I couldn’t hold back tears. “Why didn’t you call me earlier?”
“And have you talk me out of it? I have plans for my life, Charlotte, and they don’t include kids at twenty-one, when I haven’t accomplished any of my life goals.”
“What are your life goals, Lex?”
“I don’t even know anymore!” She turned away, stared out the tinted privacy glass window. “You know what I wanted to be when I grew up, my whole childhood?” She didn’t wait for an answer. “A musician.”

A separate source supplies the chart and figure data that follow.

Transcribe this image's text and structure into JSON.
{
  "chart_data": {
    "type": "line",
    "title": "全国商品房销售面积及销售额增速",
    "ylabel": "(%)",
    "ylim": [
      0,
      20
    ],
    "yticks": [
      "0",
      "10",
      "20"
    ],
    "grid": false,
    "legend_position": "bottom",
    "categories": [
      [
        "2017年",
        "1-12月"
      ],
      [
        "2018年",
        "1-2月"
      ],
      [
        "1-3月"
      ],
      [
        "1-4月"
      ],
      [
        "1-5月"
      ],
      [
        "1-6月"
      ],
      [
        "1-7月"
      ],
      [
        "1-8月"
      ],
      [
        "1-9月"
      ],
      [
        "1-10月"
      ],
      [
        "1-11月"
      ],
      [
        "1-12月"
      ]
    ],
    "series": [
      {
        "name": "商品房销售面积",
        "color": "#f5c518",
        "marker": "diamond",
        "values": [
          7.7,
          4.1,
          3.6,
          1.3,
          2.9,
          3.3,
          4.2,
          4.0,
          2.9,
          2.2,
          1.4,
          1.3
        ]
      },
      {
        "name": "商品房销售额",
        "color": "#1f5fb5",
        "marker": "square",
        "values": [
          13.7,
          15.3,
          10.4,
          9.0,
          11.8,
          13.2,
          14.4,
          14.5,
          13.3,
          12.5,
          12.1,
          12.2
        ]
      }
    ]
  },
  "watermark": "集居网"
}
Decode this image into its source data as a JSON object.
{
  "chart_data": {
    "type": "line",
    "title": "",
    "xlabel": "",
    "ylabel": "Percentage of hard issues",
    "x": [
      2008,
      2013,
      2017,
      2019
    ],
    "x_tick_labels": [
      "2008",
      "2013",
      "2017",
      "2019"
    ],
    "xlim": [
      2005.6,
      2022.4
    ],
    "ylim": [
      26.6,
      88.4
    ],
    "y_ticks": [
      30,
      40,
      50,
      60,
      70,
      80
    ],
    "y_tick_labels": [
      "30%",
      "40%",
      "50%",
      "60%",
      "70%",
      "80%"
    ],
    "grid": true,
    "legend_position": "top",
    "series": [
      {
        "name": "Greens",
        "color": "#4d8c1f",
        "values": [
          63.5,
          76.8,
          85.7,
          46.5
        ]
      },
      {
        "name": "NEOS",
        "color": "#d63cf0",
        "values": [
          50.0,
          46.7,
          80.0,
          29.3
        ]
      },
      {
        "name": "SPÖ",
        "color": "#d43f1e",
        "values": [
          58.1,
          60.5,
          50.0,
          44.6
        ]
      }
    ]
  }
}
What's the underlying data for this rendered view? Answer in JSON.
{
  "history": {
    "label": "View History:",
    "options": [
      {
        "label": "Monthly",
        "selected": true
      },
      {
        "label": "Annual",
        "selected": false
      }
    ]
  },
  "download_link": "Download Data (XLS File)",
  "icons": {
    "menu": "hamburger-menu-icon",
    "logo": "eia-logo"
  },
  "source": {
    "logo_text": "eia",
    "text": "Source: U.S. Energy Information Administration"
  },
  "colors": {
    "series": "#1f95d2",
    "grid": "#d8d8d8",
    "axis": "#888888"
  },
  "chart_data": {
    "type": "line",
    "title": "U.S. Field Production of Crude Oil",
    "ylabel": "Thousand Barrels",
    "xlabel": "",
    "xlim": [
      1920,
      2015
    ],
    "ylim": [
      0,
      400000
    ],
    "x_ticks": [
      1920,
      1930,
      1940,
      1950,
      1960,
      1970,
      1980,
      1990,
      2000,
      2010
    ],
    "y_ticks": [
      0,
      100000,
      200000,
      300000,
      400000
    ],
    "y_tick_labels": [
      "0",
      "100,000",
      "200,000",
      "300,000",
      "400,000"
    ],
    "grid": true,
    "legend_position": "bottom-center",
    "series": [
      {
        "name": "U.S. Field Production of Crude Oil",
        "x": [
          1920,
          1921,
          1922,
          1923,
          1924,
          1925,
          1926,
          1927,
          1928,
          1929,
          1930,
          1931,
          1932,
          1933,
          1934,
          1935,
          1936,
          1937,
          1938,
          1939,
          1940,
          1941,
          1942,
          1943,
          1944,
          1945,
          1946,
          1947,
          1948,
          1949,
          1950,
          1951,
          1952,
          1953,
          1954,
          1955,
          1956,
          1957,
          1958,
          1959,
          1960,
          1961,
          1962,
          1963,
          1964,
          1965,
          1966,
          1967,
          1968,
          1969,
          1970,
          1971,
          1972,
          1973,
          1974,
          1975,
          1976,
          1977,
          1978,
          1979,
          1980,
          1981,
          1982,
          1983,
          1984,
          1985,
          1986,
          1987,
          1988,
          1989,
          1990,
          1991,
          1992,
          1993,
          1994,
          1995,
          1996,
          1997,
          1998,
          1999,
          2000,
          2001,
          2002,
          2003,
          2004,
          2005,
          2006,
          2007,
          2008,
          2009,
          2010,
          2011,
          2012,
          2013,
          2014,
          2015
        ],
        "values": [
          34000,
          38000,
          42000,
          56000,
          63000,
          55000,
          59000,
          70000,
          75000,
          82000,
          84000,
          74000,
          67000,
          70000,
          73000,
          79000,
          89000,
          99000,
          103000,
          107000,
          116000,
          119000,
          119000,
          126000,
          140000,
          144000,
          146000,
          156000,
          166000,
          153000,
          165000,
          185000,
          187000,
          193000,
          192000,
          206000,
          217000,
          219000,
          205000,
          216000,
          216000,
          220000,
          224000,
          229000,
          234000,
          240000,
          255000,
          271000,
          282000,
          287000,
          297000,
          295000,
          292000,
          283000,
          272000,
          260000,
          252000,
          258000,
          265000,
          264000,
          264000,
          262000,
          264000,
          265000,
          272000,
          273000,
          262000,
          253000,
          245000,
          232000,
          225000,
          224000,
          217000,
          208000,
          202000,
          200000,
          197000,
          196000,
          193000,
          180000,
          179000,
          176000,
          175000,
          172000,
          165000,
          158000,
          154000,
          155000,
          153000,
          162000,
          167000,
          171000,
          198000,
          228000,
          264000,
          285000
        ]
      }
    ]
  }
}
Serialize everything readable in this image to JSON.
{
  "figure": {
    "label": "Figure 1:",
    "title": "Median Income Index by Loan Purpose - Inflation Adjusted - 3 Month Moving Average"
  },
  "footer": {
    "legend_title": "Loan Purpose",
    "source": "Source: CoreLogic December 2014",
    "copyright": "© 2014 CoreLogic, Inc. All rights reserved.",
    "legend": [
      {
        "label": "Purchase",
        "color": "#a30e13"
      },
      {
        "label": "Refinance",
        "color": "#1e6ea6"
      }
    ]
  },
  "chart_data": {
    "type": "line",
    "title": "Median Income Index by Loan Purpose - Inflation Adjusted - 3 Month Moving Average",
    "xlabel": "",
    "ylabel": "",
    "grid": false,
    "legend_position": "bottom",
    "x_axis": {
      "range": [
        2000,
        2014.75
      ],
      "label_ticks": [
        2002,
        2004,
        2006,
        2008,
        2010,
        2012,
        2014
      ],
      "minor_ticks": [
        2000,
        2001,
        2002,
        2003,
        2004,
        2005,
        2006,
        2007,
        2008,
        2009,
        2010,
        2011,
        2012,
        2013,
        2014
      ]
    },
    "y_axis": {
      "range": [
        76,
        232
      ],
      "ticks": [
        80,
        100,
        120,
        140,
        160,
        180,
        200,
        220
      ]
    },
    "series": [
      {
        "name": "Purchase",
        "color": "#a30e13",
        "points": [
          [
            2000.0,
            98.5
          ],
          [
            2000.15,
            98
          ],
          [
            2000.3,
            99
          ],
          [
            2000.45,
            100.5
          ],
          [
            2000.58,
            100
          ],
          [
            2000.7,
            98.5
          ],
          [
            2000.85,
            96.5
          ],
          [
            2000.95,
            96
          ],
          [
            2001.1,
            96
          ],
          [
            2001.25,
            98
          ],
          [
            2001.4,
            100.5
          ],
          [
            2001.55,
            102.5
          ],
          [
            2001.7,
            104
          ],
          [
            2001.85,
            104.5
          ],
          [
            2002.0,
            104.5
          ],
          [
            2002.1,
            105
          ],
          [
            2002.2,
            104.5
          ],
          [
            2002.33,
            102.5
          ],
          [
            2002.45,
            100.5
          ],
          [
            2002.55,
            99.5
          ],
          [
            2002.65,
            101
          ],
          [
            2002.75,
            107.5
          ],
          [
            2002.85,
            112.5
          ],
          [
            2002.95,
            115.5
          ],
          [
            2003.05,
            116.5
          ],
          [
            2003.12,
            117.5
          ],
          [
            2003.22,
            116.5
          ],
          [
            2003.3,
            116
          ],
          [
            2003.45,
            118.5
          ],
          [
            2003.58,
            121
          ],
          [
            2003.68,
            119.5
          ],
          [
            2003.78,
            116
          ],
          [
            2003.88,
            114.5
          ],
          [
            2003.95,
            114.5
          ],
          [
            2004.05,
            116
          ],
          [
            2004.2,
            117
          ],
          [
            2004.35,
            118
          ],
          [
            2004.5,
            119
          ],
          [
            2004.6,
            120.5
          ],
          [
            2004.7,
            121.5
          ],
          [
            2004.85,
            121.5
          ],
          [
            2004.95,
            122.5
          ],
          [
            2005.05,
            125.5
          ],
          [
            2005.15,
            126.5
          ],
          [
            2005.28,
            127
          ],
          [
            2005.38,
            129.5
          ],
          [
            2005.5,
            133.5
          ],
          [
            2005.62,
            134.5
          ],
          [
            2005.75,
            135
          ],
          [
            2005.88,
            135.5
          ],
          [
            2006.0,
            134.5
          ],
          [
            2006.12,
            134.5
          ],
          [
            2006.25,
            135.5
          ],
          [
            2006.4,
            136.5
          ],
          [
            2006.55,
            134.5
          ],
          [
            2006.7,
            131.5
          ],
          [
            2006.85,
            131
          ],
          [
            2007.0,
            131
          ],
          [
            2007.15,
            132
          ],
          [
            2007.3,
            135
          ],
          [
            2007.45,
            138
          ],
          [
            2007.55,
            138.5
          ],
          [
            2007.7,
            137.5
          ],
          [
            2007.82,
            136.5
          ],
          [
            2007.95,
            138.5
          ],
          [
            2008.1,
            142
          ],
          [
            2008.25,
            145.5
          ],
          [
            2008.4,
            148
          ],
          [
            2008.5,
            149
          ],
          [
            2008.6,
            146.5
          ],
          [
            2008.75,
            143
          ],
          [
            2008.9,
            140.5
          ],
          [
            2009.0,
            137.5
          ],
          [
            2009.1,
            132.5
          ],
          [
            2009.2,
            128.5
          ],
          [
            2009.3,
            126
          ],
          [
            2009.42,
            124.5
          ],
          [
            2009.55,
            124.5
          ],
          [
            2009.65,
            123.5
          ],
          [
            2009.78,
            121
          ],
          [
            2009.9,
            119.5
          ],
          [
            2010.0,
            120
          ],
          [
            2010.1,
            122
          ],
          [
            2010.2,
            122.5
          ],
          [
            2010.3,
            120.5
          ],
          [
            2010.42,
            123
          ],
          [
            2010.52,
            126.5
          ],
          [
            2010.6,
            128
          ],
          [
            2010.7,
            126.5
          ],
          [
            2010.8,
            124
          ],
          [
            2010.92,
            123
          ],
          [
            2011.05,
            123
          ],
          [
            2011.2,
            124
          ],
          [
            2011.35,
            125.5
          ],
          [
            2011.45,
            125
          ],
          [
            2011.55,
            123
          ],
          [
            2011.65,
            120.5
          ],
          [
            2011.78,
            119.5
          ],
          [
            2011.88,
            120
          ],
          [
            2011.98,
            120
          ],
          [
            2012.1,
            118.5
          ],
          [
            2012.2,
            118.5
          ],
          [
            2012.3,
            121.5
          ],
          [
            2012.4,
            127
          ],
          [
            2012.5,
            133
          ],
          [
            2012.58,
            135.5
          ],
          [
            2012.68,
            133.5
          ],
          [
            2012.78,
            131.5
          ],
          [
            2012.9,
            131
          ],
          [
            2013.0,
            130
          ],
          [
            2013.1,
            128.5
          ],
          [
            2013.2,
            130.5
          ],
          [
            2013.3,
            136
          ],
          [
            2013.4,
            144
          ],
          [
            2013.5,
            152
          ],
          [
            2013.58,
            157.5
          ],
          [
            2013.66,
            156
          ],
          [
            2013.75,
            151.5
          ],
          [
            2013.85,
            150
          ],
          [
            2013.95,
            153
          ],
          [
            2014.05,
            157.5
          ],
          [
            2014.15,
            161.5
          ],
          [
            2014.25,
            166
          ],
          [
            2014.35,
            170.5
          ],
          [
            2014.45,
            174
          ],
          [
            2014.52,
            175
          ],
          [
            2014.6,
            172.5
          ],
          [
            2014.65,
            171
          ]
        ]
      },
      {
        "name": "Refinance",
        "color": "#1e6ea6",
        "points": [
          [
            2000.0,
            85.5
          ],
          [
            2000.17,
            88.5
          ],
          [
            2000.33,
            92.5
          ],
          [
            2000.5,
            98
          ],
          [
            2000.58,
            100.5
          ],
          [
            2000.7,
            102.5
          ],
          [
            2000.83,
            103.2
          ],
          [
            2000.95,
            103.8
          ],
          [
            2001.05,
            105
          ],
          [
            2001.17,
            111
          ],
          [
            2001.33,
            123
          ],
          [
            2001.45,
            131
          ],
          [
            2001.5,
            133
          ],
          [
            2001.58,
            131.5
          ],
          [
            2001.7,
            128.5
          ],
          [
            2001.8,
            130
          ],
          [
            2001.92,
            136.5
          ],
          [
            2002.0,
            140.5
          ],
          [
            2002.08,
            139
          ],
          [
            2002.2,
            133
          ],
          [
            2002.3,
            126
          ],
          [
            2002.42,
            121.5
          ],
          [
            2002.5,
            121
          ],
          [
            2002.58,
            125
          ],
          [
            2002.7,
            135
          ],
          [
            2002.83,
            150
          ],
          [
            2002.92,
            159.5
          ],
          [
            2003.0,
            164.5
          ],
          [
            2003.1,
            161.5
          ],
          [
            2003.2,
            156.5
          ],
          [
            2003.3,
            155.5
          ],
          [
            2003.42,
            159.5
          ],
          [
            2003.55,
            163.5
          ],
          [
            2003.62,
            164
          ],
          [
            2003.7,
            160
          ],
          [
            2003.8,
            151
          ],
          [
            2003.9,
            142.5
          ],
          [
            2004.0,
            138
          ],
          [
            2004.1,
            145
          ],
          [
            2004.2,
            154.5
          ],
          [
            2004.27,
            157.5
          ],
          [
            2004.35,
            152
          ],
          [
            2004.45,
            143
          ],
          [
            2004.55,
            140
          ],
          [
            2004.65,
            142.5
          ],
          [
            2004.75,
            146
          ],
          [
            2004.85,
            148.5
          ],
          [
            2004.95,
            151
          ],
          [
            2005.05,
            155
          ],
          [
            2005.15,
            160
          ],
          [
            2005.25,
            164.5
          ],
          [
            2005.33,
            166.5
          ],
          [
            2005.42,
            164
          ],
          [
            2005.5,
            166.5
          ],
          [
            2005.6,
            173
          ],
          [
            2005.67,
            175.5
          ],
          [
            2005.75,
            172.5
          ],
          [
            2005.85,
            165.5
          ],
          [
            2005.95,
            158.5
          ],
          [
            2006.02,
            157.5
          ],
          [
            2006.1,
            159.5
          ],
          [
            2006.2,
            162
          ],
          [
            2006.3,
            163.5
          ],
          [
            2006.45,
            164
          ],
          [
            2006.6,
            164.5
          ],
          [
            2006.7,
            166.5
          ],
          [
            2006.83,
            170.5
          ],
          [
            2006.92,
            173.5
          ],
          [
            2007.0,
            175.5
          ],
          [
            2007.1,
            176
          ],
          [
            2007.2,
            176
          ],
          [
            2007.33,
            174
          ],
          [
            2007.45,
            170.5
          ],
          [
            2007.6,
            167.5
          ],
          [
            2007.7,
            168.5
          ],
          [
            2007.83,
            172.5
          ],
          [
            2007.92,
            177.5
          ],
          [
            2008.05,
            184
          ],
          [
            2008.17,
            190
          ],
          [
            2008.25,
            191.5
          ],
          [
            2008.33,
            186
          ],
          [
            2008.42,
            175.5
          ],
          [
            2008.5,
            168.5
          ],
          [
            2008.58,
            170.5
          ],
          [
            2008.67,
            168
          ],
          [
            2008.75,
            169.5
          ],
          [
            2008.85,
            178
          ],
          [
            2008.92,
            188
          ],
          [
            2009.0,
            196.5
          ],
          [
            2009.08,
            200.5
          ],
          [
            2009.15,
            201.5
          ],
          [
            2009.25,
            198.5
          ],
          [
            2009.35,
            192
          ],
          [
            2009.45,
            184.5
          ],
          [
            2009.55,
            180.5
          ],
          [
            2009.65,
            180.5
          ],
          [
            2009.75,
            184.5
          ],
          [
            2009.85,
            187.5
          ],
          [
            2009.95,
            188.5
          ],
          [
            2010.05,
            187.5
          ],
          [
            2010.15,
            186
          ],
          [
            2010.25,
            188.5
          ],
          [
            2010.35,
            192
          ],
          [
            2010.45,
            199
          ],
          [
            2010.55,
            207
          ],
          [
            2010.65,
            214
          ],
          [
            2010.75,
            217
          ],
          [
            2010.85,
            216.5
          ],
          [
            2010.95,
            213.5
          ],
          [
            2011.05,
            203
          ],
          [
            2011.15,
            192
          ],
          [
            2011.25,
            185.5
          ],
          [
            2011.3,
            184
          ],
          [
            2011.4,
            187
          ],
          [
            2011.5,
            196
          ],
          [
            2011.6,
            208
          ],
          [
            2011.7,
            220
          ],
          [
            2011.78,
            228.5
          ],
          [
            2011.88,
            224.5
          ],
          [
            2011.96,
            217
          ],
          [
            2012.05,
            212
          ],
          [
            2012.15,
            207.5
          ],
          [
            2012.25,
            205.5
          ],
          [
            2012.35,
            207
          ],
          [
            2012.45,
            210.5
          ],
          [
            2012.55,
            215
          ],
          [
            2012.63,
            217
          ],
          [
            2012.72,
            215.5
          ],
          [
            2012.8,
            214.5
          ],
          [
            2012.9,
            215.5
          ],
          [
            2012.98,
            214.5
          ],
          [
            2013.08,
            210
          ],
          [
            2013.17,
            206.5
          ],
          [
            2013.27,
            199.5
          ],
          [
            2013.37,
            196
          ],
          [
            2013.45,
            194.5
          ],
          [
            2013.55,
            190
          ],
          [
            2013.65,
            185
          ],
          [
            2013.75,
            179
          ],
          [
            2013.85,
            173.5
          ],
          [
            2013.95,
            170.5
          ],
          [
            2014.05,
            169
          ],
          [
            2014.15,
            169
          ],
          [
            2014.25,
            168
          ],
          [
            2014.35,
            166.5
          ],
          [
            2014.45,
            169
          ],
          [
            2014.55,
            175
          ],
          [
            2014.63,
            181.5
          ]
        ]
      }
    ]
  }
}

I rocked back on my heels. “What?”
“You were busy with school and all your overachiever extracurricular activities, so you never saw, but you know where I was? In my room, alone, with my guitar and my ukulele, writing songs. I have a folder with hundreds of songs. CD recordings of myself. Videos of myself taken on Mom’s old phone, saved to a cloud drive.” She paused. “Then, when I was a junior, Dad sat me down and…and told me I was—that I wasn’t talented enough to make it as a musician, and that I should set my sights on a more realistic goal.”
I shook my head. “He didn’t.”
“He fucking did.” She was shaking. “That…it killed me. Destroyed me. I cried for days. I mean, he was mydad. I thought he…if he said that, it must be true. I didn’t know any better. He didn’t believe in me. Shut my dreams down. So that’s when I figured I’d just…” She shrugged. “Go to school. I’d planned on moving to Nashville and working my way up as a singer-songwriter, but when Dad said that to me, I just…I lost myself. Got accepted to U-Conn, and found something like a passion for life in feminist lit and all that.”